A few additions to kglr's and Tim's answers.
First, I'd like to point out that the way you generate the mesh is not optimal. Consider your setup:
<< NDSolve`FEM`
region = RegionDifference[Rectangle[{0, 0}, {100, 100}],
Disk[{50, 50}, 10]];
bmesh = ToBoundaryMesh[region];
mesh = ToElementMesh[bmesh];
(*mesh["Wireframe"]*)
Now, we compute the symbolic area of the region:
area = Area[region] // N
9685.84
and we compare that to the area of the mesh:
area - Total[mesh["MeshElementMeasure"], 2]
-5.14482
So we are off by a bit. We can do better by using the symbolic region as an input to ToElementMesh
directly:
region = RegionDifference[Rectangle[{0, 0}, {100, 100}],
Disk[{50, 50}, 10]];
mesh = ToElementMesh[region];
Area[region] - Total[mesh["MeshElementMeasure"], 2]
-0.00636722
Which is substantially better.
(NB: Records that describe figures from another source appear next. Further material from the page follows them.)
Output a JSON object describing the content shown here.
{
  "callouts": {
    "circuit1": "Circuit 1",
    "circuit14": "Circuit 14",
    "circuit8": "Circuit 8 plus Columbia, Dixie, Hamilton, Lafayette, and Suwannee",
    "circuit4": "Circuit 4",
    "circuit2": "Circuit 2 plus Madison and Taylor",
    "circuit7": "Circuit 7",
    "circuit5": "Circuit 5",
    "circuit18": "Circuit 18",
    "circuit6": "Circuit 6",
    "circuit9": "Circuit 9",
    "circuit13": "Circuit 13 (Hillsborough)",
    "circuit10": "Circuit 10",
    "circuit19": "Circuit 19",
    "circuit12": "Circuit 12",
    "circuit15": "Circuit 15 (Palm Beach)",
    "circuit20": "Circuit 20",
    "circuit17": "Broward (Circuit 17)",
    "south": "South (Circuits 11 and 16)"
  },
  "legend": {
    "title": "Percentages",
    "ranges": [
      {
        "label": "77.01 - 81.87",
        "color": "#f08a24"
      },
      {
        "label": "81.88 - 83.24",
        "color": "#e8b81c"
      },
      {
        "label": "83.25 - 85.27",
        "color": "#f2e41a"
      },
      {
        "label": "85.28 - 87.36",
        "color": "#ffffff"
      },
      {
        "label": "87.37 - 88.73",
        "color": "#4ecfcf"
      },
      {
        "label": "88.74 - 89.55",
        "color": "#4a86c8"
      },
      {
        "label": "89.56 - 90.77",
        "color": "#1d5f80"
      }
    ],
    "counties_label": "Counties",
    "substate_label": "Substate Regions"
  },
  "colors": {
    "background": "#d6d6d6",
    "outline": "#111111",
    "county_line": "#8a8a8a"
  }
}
The reason is the following. When you give a symbolic region to ToElementMesh
the mid side nodes of the second order mesh can be moved to the proper position given by the symbolic representation of the region. When you use a boundary element mesh then that information is lost, since there an edge is a straight line. For more information on this and how to still use a boundary mesh to get a high quality approximation to a region please see the ElementMesh generation tutorial.
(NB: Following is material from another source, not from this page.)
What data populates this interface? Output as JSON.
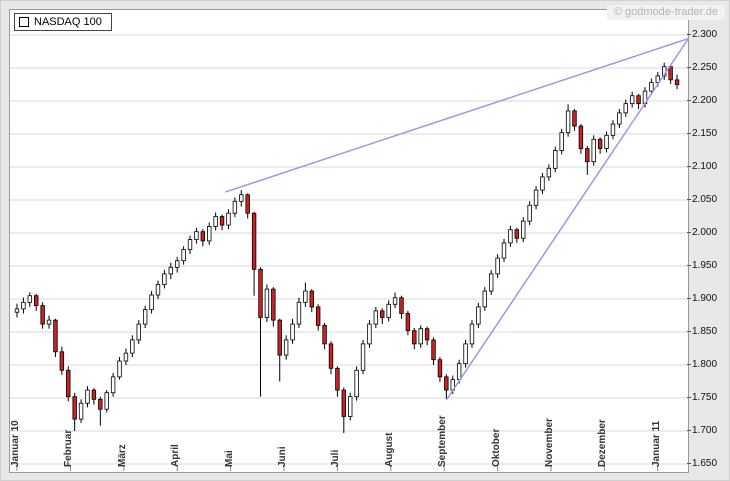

If you still need a bounday mesh you could get it by using:
bmesh = ToBoundaryMesh[mesh];
Now, concerning your question about using the FEM mesh for visualization. This is not necessarily a good idea. The requirements for a good visualization mesh are different to that for a good FEM mesh. For example, a good visualization mesh needs to resolve areas with steep gradients. While this might also be a desirable feature for FEM this is not available right now. But you can tweak the plotting functions to accept the FEM mesh as the visualization mesh.
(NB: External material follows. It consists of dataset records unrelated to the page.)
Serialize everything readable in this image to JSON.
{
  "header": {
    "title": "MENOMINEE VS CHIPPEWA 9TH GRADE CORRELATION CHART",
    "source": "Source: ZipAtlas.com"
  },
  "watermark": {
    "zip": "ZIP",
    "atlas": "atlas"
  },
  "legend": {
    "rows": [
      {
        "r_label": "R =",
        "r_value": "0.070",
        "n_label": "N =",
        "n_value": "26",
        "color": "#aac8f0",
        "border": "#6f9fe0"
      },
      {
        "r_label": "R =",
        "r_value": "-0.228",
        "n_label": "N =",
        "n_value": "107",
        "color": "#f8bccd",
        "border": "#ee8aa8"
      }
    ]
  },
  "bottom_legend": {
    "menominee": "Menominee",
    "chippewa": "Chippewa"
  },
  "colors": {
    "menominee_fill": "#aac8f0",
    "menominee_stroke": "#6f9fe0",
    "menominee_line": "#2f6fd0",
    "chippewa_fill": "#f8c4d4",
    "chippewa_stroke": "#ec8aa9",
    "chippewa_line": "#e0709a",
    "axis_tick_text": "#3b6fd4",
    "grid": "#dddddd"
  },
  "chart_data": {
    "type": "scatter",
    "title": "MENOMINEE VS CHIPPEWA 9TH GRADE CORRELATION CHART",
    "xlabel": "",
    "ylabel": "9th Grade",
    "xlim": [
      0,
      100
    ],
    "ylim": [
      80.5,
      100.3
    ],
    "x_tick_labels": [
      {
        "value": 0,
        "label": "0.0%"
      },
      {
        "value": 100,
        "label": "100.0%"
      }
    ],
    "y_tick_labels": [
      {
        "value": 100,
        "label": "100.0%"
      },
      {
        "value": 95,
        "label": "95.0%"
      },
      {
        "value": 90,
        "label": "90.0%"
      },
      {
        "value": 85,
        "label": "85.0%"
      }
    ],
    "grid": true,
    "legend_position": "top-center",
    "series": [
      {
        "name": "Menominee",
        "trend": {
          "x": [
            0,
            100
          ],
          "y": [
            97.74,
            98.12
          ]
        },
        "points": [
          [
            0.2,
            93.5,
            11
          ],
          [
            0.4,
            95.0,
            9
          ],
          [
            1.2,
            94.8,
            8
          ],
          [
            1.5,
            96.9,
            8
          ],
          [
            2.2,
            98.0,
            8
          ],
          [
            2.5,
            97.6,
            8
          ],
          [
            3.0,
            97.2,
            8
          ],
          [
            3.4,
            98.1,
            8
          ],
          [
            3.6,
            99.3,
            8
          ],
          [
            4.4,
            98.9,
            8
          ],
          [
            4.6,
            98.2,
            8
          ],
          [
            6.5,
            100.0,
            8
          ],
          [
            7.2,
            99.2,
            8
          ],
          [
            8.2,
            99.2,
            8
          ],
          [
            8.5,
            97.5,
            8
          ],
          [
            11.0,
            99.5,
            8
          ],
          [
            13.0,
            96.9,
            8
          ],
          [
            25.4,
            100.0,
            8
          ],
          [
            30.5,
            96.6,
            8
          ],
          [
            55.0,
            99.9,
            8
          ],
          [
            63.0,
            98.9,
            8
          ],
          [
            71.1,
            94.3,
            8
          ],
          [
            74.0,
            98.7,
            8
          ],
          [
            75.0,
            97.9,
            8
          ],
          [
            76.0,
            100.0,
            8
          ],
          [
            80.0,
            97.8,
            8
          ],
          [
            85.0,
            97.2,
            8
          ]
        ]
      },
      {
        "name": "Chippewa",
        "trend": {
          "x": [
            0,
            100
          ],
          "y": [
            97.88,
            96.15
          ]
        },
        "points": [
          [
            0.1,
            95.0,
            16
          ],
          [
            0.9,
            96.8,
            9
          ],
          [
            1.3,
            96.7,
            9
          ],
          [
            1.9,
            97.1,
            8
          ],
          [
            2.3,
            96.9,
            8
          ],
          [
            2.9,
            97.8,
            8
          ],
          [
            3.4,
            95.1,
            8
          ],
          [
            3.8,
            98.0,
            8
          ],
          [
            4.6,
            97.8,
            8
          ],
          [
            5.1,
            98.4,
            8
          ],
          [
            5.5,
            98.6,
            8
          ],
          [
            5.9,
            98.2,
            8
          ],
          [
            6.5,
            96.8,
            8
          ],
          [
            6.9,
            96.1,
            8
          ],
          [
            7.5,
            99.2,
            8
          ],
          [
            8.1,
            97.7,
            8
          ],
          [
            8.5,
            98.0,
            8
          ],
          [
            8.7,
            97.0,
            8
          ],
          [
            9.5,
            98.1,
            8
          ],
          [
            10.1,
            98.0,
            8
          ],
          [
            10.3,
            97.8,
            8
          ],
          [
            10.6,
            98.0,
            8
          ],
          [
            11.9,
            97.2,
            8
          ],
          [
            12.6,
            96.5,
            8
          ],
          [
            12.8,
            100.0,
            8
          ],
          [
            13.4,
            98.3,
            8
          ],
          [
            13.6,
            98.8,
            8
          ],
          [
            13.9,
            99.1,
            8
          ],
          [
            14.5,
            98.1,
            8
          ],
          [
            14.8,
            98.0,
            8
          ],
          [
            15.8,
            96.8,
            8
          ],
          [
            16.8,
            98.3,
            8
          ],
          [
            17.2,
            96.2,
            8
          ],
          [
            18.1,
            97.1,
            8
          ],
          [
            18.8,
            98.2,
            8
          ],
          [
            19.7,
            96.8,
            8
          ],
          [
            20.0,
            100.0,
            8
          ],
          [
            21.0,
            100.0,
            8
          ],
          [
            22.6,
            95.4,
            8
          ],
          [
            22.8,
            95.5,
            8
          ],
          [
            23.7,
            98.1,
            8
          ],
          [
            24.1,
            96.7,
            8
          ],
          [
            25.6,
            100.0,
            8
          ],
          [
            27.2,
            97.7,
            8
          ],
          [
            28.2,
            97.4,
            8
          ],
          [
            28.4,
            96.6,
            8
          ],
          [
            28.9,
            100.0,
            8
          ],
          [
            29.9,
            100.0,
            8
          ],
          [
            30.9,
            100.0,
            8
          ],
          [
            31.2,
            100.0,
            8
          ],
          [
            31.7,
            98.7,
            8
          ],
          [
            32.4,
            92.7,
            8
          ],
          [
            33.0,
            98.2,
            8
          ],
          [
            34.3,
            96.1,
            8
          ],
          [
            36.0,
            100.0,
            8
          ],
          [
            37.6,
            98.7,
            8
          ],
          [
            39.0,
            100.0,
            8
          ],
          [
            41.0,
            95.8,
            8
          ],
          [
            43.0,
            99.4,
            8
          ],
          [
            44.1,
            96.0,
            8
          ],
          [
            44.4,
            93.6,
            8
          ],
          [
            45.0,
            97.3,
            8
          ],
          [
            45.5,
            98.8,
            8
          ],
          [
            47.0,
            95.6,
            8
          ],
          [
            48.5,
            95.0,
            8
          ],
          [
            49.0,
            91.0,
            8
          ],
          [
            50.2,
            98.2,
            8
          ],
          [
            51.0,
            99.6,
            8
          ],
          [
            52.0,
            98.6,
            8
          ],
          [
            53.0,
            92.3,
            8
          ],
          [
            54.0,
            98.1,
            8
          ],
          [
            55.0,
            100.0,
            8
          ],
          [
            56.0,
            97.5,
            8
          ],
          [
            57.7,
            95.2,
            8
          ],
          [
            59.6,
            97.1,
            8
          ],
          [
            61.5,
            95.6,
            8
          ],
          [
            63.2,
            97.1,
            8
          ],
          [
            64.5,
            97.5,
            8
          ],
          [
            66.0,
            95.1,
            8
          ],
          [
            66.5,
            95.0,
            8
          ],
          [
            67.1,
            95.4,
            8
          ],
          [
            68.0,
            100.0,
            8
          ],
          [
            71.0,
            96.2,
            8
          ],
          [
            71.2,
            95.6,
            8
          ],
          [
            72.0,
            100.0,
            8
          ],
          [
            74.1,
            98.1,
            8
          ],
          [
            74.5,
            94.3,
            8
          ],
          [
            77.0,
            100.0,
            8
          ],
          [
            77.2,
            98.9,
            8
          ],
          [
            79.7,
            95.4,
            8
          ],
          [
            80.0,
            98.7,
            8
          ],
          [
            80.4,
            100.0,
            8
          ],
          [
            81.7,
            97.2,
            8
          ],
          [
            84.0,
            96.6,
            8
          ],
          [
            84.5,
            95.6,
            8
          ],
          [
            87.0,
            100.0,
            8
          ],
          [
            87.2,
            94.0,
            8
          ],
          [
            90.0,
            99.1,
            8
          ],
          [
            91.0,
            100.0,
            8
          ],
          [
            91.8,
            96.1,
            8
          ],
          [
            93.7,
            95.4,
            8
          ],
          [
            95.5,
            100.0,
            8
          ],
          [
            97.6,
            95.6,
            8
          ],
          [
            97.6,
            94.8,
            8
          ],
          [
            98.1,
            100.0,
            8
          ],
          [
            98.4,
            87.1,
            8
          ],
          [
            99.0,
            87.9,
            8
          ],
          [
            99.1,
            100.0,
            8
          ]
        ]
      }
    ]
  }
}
sol = NDSolveValue[{D[u[x, y], x, x] + D[u[x, y], y, y] == 0,
DirichletCondition[u[x, y] == 100,
Sqrt[(x - 50)^2 + (y - 50)^2] == 10],
u[x, 0] == u[x, 100] == u[0, y] == u[100, y] == 0},
u, {x, y} \[Element] mesh];
dp = DensityPlot[sol[x, y], {x, y} \[Element] mesh, Mesh -> All,
ColorFunction -> "Rainbow", PlotRange -> All,
PlotLegends -> Automatic, MaxRecursion -> 0, PlotPoints -> 14];
Show[dp, mesh["Wireframe"]]

The MaxRecursion->0
prevents adaptive mesh refinement for the visualization functions. The PlotPoints -> 14
limit the number of sample points used in each direction. This will also trigger a refinement in the visualization functions. For my up to 14 plot points did not alter the mesh. So this setting requites some experimenting.
Another alternative is to use:
Show[
ElementMeshContourPlot[sol, ColorFunction -> "Rainbow", Mesh -> All]
, mesh["Wireframe"], PlotPoints -> 45, PlotLegends -> Automatic]
ElementMeshContourPlot
extracts the FEM mesh from the interpolating function and uses that. However, this also has drawbacks, as options like PlotPoints
and PlotLegends
do not work and this functionality does not exist for DensityPlot
. Would you find something like that useful?